Darkening mood has an impact - Brexit fears hit consumer confidence
For anyone afflicted with a predisposition towards pessimism, these are trying times.
Monday’s Dublin visit by British prime minister Boris Johnson, though all the formal niceties were observed, seemed a perfect vignette in a world racing towards a new sort of hell in a handcart.
Taoiseach Leo Varadkar’s guest offered assurances in his thundering Bullingdon bass though he did not bolster these promises with even a sliver of substance. But then, he had other adventures on his mind.
Later that day there were extraordinary scenes in the House of Commons when MPs staged a protest against its five-week condemnation to irrelevance — a prorogation the Speaker of the House said represented “an act of executive fiat”.
That Johnson was likely to lose his sixth Commons vote in as many days — he did — must have played on his mind when he spoke in Dublin too though that humiliation, more votes lost in less than two months than Tony Blair lost in a decade, has had no discernible impact on him or his die-in-a-ditch Brexiteers.
This coup-as-circus, this circus-as-coup is, however, not unnoticed. Johnson’s claim that he is renegotiating has provoked one of the UK’s closest EU allies to express alarm at the “breathtaking” developments in Westminster and Johnson’s failure to table alternatives to the backstop.
Dutch minister, Sigrid Kaag, described events in London as “unbelievable” and warned the EU’s patience is ebbing away.
Two Irish business reports show that concern has replaced impatience.
Yesterday, ifac, a services firm for the farming, food and agribusiness sector, warned that Brexit-driven uncertainty has doubled.
Growing public awareness means food businesses are moving on packaging, veganism and provenance while 74% of food and agribusinesses are working to reduce their contribution to climate change.
It is indicative of the disruption in our world that these issues, by far the most important facing us, are overshadowed by Brexit.

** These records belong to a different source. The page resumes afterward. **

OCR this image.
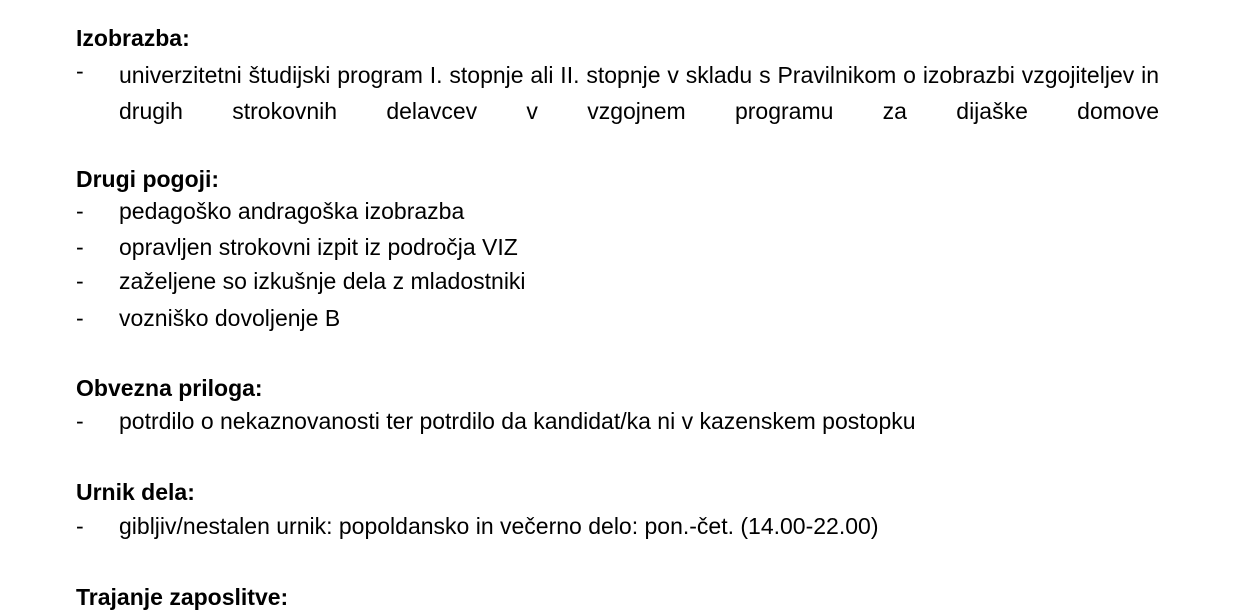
Izobrazba:
- univerzitetni študijski program I. stopnje ali II. stopnje v skladu s Pravilnikom o izobrazbi vzgojiteljev in drugih strokovnih delavcev v vzgojnem programu za dijaške domove
Drugi pogoji:
- pedagoško andragoška izobrazba
- opravljen strokovni izpit iz področja VIZ
- zaželjene so izkušnje dela z mladostniki
- vozniško dovoljenje B
Obvezna priloga:
- potrdilo o nekaznovanosti ter potrdilo da kandidat/ka ni v kazenskem postopku
Urnik dela:
- gibljiv/nestalen urnik: popoldansko in večerno delo: pon.-čet. (14.00-22.00)
Trajanje zaposlitve:
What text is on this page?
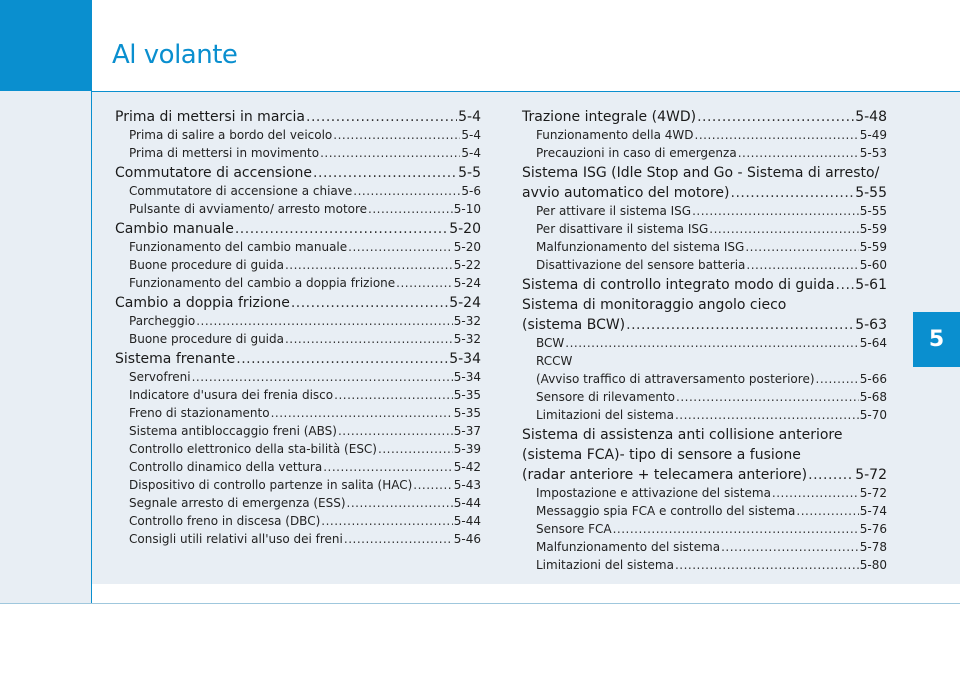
Al volante
5
Prima di mettersi in marcia .....	5-4
Prima di salire a bordo del veicolo .....	5-4
Prima di mettersi in movimento .....	5-4
Commutatore di accensione .....	5-5
Commutatore di accensione a chiave .....	5-6
Pulsante di avviamento/ arresto motore .....	5-10
Cambio manuale .....	5-20
Funzionamento del cambio manuale .....	5-20
Buone procedure di guida .....	5-22
Funzionamento del cambio a doppia frizione .....	5-24
Cambio a doppia frizione .....	5-24
Parcheggio .....	5-32
Buone procedure di guida .....	5-32
Sistema frenante .....	5-34
Servofreni .....	5-34
Indicatore d'usura dei frenia disco .....	5-35
Freno di stazionamento .....	5-35
Sistema antibloccaggio freni (ABS) .....	5-37
Controllo elettronico della sta-bilità (ESC) .....	5-39
Controllo dinamico della vettura .....	5-42
Dispositivo di controllo partenze in salita (HAC) .....	5-43
Segnale arresto di emergenza (ESS) .....	5-44
Controllo freno in discesa (DBC) .....	5-44
Consigli utili relativi all'uso dei freni .....	5-46
Trazione integrale (4WD) .....	5-48
Funzionamento della 4WD .....	5-49
Precauzioni in caso di emergenza .....	5-53
Sistema ISG (Idle Stop and Go - Sistema di arresto/
avvio automatico del motore) .....	5-55
Per attivare il sistema ISG .....	5-55
Per disattivare il sistema ISG .....	5-59
Malfunzionamento del sistema ISG .....	5-59
Disattivazione del sensore batteria .....	5-60
Sistema di controllo integrato modo di guida ..... 5-61
Sistema di monitoraggio angolo cieco
(sistema BCW) .....	5-63
BCW .....	5-64
RCCW
(Avviso traffico di attraversamento posteriore) .....	5-66
Sensore di rilevamento .....	5-68
Limitazioni del sistema .....	5-70
Sistema di assistenza anti collisione anteriore
(sistema FCA)- tipo di sensore a fusione
(radar anteriore + telecamera anteriore) .....	5-72
Impostazione e attivazione del sistema .....	5-72
Messaggio spia FCA e controllo del sistema .....	5-74
Sensore FCA .....	5-76
Malfunzionamento del sistema .....	5-78
Limitazioni del sistema .....	5-80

The farm/food sector is not alone. Consumer confidence is at its lowest level in five years as householders worry about the impact Brexit might have on job security.

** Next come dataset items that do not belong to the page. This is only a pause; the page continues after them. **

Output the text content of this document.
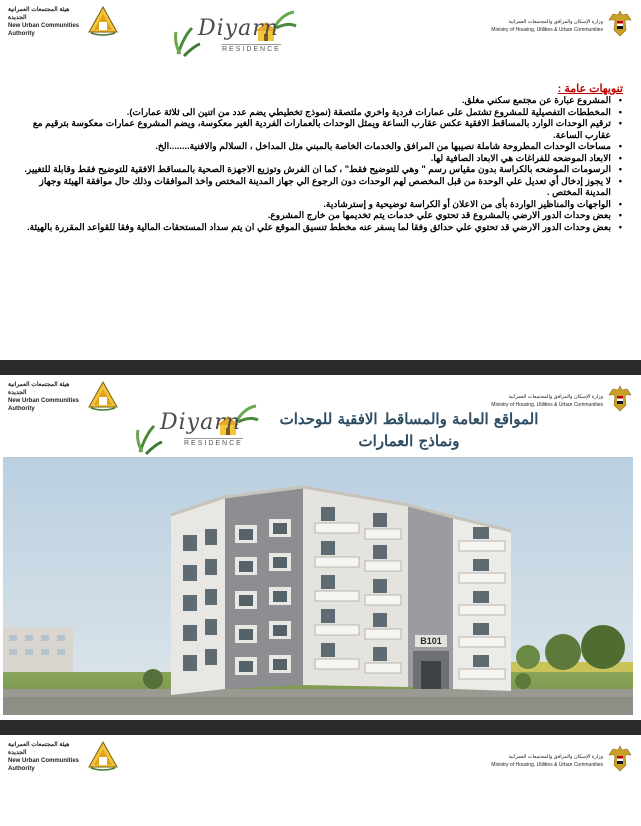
هيئة المجتمعات العمرانية الجديدة
New Urban Communities
Authority	Diyarn
RESIDENCE
وزارة الإسكان والمرافق والمجتمعات العمرانية
Ministry of Housing, Utilities & Urban Communities
تنويهات عامة :
• المشروع عبارة عن مجتمع سكني مغلق.
• المخططات التفصيلية للمشروع تشتمل على عمارات فردية واخري ملتصقة (نموذج تخطيطي يضم عدد من اتنين الى ثلاثة عمارات).
• ترقيم الوحدات الوارد بالمساقط الافقية عكس عقارب الساعة ويمثل الوحدات بالعمارات الفردية الغير معكوسة، ويضم المشروع عمارات معكوسة بترقيم مع عقارب الساعة.
• مساحات الوحدات المطروحة شاملة نصيبها من المرافق والخدمات الخاصة بالمبني مثل المداخل ، السلالم والافنية........الخ.
• الابعاد الموضحه للفراغات هي الابعاد الصافية لها.
• الرسومات الموضحه بالكراسة بدون مقياس رسم " وهي للتوضيح فقط" ، كما ان الفرش وتوزيع الاجهزة الصحية بالمساقط الافقية للتوضيح فقط وقابلة للتغيير.
• لا يجوز إدخال أي تعديل علي الوحدة من قبل المخصص لهم الوحدات دون الرجوع الي جهاز المدينة المختص واخذ الموافقات وذلك حال موافقة الهيئة وجهاز المدينة المختص .
• الواجهات والمناظير الواردة بأى من الاعلان أو الكراسة توضيحية و إسترشادية.
• بعض وحدات الدور الارضي بالمشروع قد تحتوي علي خدمات يتم تخديمها من خارج المشروع.
• بعض وحدات الدور الارضي قد تحتوي علي حدائق وفقا لما يسفر عنه مخطط تنسيق الموقع علي ان يتم سداد المستحقات المالية وفقا للقواعد المقررة بالهيئة.
هيئة المجتمعات العمرانية الجديدة
New Urban Communities
Authority
وزارة الإسكان والمرافق والمجتمعات العمرانية
Ministry of Housing, Utilities & Urban Communities
Diyarn
RESIDENCE
المواقع العامة والمساقط الافقية للوحدات
ونماذج العمارات
B101
هيئة المجتمعات العمرانية الجديدة
New Urban Communities
Authority
وزارة الإسكان والمرافق والمجتمعات العمرانية
Ministry of Housing, Utilities & Urban Communities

Estimates that up to 100,000 jobs might be jeopardised by a no-deal Brexit drive those fears which, if realised, would have a catastrophic effect on this society.
The Fiscal Advisory Council added a sobering warning yesterday afternoon too.

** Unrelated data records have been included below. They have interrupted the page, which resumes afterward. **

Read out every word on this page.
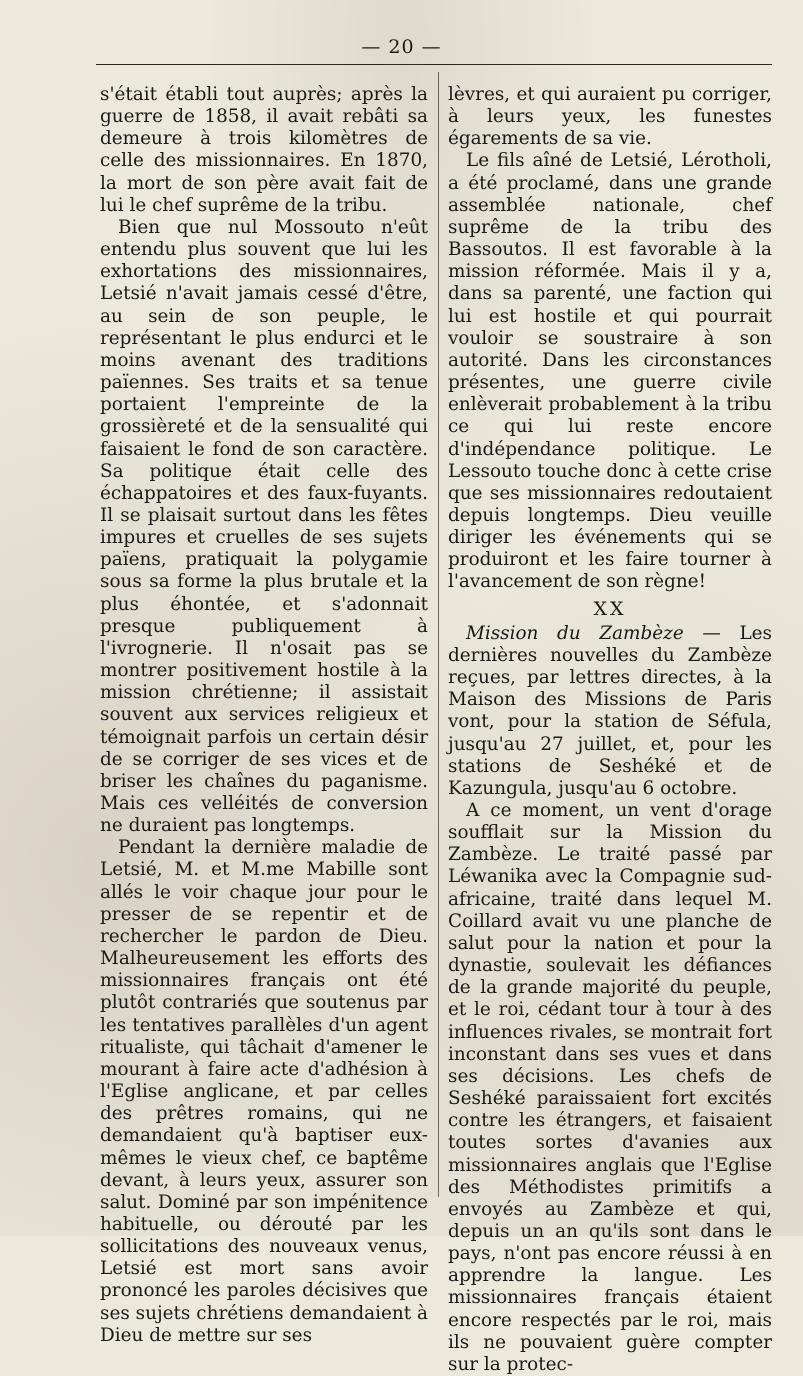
— 20 —

s'était établi tout auprès; après la guerre de 1858, il avait rebâti sa demeure à trois kilomètres de celle des missionnaires. En 1870, la mort de son père avait fait de lui le chef suprême de la tribu.

Bien que nul Mossouto n'eût entendu plus souvent que lui les exhortations des missionnaires, Letsié n'avait jamais cessé d'être, au sein de son peuple, le représentant le plus endurci et le moins avenant des traditions païennes. Ses traits et sa tenue portaient l'empreinte de la grossièreté et de la sensualité qui faisaient le fond de son caractère. Sa politique était celle des échappatoires et des faux-fuyants. Il se plaisait surtout dans les fêtes impures et cruelles de ses sujets païens, pratiquait la polygamie sous sa forme la plus brutale et la plus éhontée, et s'adonnait presque publiquement à l'ivrognerie. Il n'osait pas se montrer positivement hostile à la mission chrétienne; il assistait souvent aux services religieux et témoignait parfois un certain désir de se corriger de ses vices et de briser les chaînes du paganisme. Mais ces velléités de conversion ne duraient pas longtemps.

Pendant la dernière maladie de Letsié, M. et M.me Mabille sont allés le voir chaque jour pour le presser de se repentir et de rechercher le pardon de Dieu. Malheureusement les efforts des missionnaires français ont été plutôt contrariés que soutenus par les tentatives parallèles d'un agent ritualiste, qui tâchait d'amener le mourant à faire acte d'adhésion à l'Eglise anglicane, et par celles des prêtres romains, qui ne demandaient qu'à baptiser eux-mêmes le vieux chef, ce baptême devant, à leurs yeux, assurer son salut. Dominé par son impénitence habituelle, ou dérouté par les sollicitations des nouveaux venus, Letsié est mort sans avoir prononcé les paroles décisives que ses sujets chrétiens demandaient à Dieu de mettre sur ses

lèvres, et qui auraient pu corriger, à leurs yeux, les funestes égarements de sa vie.

Le fils aîné de Letsié, Lérotholi, a été proclamé, dans une grande assemblée nationale, chef suprême de la tribu des Bassoutos. Il est favorable à la mission réformée. Mais il y a, dans sa parenté, une faction qui lui est hostile et qui pourrait vouloir se soustraire à son autorité. Dans les circonstances présentes, une guerre civile enlèverait probablement à la tribu ce qui lui reste encore d'indépendance politique. Le Lessouto touche donc à cette crise que ses missionnaires redoutaient depuis longtemps. Dieu veuille diriger les événements qui se produiront et les faire tourner à l'avancement de son règne!

XX

Mission du Zambèze — Les dernières nouvelles du Zambèze reçues, par lettres directes, à la Maison des Missions de Paris vont, pour la station de Séfula, jusqu'au 27 juillet, et, pour les stations de Seshéké et de Kazungula, jusqu'au 6 octobre.

A ce moment, un vent d'orage soufflait sur la Mission du Zambèze. Le traité passé par Léwanika avec la Compagnie sud-africaine, traité dans lequel M. Coillard avait vu une planche de salut pour la nation et pour la dynastie, soulevait les défiances de la grande majorité du peuple, et le roi, cédant tour à tour à des influences rivales, se montrait fort inconstant dans ses vues et dans ses décisions. Les chefs de Seshéké paraissaient fort excités contre les étrangers, et faisaient toutes sortes d'avanies aux missionnaires anglais que l'Eglise des Méthodistes primitifs a envoyés au Zambèze et qui, depuis un an qu'ils sont dans le pays, n'ont pas encore réussi à en apprendre la langue. Les missionnaires français étaient encore respectés par le roi, mais ils ne pouvaient guère compter sur la protec-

Despite all of those slings and arrows, the vitality of our economy is remarkable.
Despite a slowdown in Britain and continental Europe, darkening trade wars and Brexit, the economy continues to grow solidly. Wage growth, already at 4%, is accelerating while inflation struggles to reach single digits. A positive stability has been achieved.
These are the complex, often contradictory, realities occupying those preparing next month’s budget. It is hard not to sympathise with their dilemma.
It might be easier to pick the first three horses in Listowel’s eight races today than it would be to predict what might happen post Brexit.
Is it any wonder that food and farm businesses and consumers too are increasingly apprehensive.
Managing that apprehension, and a deepening anger, becomes more important by the day.